We Talk Babylon 5, Forbidden Planet and Future Marvel Movies With J. Michael Straczynski

 

JMS will be in Phoenix this weekend to speak at the Phoenix Comicon as part of the 20th Anniversary of Babylon 5. You can get more information at www.phoenixcomicon.com

We are posting selections from our interview, the full interview will be available in our June magazine.

(Site is under updates and reconstruction following a site hack, please excuse our mess during this time).

 

Do you find it hard to believe that it has been 20 years since Babylon 5 aired and looking back what would you say are your fondest memories of the show?

I find everything hard to believe. Except the impossible, that I believe at once. It’s a little stunning, yeah, but not hard to believe. Probably my fondest memories are contextual rather than specific: it was the process of creating a production where people actually enjoyed coming to work every day. Ask anyone who was there — cast, crew staff — and they’ll tell you to this day that the atmosphere we created at the B5 stages represented the most fun they’ve ever had working in television. I’m very proud of that part.

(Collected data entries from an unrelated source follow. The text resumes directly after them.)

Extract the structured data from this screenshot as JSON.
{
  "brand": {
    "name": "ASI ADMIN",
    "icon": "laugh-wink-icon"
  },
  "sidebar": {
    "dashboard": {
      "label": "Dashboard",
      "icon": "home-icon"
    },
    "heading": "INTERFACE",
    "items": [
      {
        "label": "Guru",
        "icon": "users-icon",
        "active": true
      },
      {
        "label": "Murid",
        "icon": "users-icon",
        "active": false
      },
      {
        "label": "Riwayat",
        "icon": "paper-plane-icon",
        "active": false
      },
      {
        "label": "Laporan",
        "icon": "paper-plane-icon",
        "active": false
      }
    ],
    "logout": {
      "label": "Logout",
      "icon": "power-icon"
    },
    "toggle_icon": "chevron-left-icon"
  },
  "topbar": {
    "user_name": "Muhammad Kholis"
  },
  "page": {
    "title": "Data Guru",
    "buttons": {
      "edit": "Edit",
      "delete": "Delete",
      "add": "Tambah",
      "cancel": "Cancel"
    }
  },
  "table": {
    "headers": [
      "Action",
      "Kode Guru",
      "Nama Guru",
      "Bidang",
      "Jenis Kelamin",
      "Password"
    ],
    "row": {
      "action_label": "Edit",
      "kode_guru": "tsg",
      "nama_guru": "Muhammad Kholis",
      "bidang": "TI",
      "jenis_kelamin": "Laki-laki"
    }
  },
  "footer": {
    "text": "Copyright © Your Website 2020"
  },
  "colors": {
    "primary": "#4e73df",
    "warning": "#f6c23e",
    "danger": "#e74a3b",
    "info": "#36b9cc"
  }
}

Do you ever see a day when the untold stories for Crusade and T.M.O.S. may be seen by fans in books or other formats?

TMOS, no…to go back to that would be the wrong story to tell. To the rest…I dunno. There are no plans for it, and in some ways I wouldn’t want to go back to those stories for the same reasons noted above: the writer I am now wouldn’t tell those same stories in those same ways.

A few years back it was reported that you had scrapped your work on a new “Forbidden Planet” film and started anew, can you update us on where you are with this?

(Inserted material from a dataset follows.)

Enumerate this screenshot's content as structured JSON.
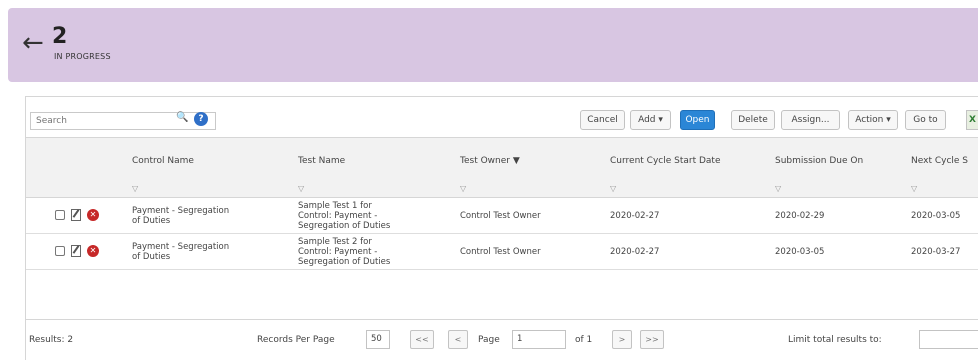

It wasn’t scrapped. What happened was that the script was written in concert with Jim Cameron, who was to help produce and/or direct it, but got caught up in the massive success that was Avatar. When he moved away to do Avatar 2, it kind of fell into limbo at Warner Bros, then got caught up in the split between WB and Joel Silver (who had obtained the actual rights to FP), and there it remains, caught in limbo.

Have you ever given thought to doing more directing and what do you think of the newer 3D format that is being used in film?

I do want to do more directing, and I’m slated to direct my first feature film soon, though I don’t want to direct full-time as that means getting up early every day. As for 3D, I’m not convinced yet that the technology as we experience it right now is the right way to go. I think there’s at least one more technological paradigm shift ahead of us before we get to what 3D is actually supposed to look like.

As a fan of comics and one who has worked in the industry, what are your thoughts on characters and franchises being rebooted and what have your thoughts been on the recent and pending Hollywood offerings of beloved comic series?

Every generation requires a rethinking of popular myths. Shakespeare continues to be reinterpreted on a constant basis, which keeps it fresh. Comic stories are our contemporary myths, and if we don’t continue to reinvent them, to make them fresh and vital and most of all relevant to the next generation coming onto the stage, they will die. As for the Hollywood iterations…where they succeed is when the folks making them actually understand and respect the art of the comic book. If they see it only as a franchise, a money-making engine, they fail. As they should.

 

As a follow up, if given carte blanche, which would you like to take on next as I thought “Thor” was a prime example of how to bring a comic to the screen.

I’d love to do Dr. Strange as a movie, or The Flash.